The NFL is making it clear that they are taking protocols very seriously this year—and that protocols will be far more stringent for players who are not vaccinated than it will be for those who are. It was reported on Saturday—after a bit of confusion and disinformation—that the league is mandating a fine for players for every instance of a breach in protocol this season, even as simple as not wearing a mask, at a rate of $14,650 per instance.
This information was first disseminated by Tampa Bay Buccaneers head coach Bruce Arians, who said that players would be fined “$14,000 on the spot every time he isn’t wearing a mask or is breaking a protocol”, as Jenna Lane writes for ESPN. The way it was initially reported, it indicated that this was a team-level discipline (others even portrayed it as a fine for not being vaccinated), but in reality, it is a fine issued by the league.
As regular readers here are aware, the league’s COVID-19 protocols have become a source of friction between those on opposite sides of the divide on the issue of vaccinations. While players are free to choose not to get vaccinated, and a team is not permitted to release a player solely over vaccination status, it is abundantly clear that they are highly motivated to discourage players from going without the vaccine.

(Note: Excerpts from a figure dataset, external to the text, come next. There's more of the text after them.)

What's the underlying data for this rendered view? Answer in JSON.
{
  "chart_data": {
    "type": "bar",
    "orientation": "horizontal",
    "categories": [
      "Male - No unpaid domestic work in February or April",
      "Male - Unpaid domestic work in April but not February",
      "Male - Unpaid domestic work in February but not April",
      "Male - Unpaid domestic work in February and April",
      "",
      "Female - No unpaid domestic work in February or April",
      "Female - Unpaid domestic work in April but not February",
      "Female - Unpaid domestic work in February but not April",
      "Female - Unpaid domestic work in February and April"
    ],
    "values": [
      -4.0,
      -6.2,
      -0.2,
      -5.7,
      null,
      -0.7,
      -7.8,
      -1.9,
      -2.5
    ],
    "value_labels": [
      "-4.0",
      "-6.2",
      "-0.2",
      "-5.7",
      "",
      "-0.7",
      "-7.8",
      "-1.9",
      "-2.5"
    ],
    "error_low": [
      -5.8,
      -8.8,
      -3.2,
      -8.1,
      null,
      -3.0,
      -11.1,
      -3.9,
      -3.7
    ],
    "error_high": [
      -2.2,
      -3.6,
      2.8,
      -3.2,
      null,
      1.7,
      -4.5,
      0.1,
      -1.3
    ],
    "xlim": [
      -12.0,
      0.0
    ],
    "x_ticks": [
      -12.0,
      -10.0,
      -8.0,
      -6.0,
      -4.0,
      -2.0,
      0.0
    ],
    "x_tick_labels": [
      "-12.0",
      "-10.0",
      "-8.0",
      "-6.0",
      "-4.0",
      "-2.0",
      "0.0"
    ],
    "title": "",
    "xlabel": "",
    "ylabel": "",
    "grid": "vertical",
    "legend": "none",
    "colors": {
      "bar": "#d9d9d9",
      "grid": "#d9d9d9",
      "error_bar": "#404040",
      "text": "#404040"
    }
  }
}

According to recent reports, upwards of around 80 percent of the players on 90-man rosters right now have at least begun the vaccination process, which can take around six weeks to complete, from the administration of the first dose of a two-dose vaccine to the end of the two-week gestation period following the second dose.

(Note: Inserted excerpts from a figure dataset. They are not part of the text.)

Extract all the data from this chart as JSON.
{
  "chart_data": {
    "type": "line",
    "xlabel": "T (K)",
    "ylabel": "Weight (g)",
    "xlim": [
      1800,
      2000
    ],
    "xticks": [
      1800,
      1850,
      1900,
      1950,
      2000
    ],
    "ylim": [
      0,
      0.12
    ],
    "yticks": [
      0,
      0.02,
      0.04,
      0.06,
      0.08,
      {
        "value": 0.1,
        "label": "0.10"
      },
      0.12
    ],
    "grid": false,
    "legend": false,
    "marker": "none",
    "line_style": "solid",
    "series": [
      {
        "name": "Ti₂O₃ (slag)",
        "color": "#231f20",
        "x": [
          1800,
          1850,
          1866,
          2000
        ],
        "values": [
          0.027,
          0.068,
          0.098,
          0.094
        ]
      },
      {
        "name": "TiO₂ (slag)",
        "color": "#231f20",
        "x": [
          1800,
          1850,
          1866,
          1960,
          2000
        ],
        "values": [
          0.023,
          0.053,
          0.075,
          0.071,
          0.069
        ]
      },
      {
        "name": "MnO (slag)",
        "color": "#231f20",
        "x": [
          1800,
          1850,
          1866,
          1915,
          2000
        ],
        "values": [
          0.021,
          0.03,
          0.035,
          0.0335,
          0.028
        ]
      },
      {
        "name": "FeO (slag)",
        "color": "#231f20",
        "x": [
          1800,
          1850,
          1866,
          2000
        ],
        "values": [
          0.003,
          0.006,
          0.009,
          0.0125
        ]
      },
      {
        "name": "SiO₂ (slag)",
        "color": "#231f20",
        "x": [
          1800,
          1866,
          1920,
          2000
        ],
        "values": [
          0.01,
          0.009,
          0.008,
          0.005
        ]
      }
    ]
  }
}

While teams may not, on the surface, release a player solely due to vaccination status, it will certainly discourage teams from bringing players in off the street if they are not vaccinated. Players who are not vaccinated will have to go through the same protocols as last year, which includes a five-day testing period before they can even step into the building.
That puts vaccinated free agents at a major advantage in-season, when teams are looking for help. If you can bring one guy in right away, and the other you can’t get into the building until Friday or Saturday, which one do you think is more likely to get the visit?
That’s just one of the numerous ‘advantages’ that vaccinated players will have over unvaccinated players, though for the most part, it’s not necessarily representative to describe them as advantages. The protocols unvaccinated players undergo are simply based upon the medical guidelines for those who do not have an immunity against COVID-19, meaning they’re not in place simply to make life more difficult for them and make them want to get the vaccine, but to try to keep everybody safe.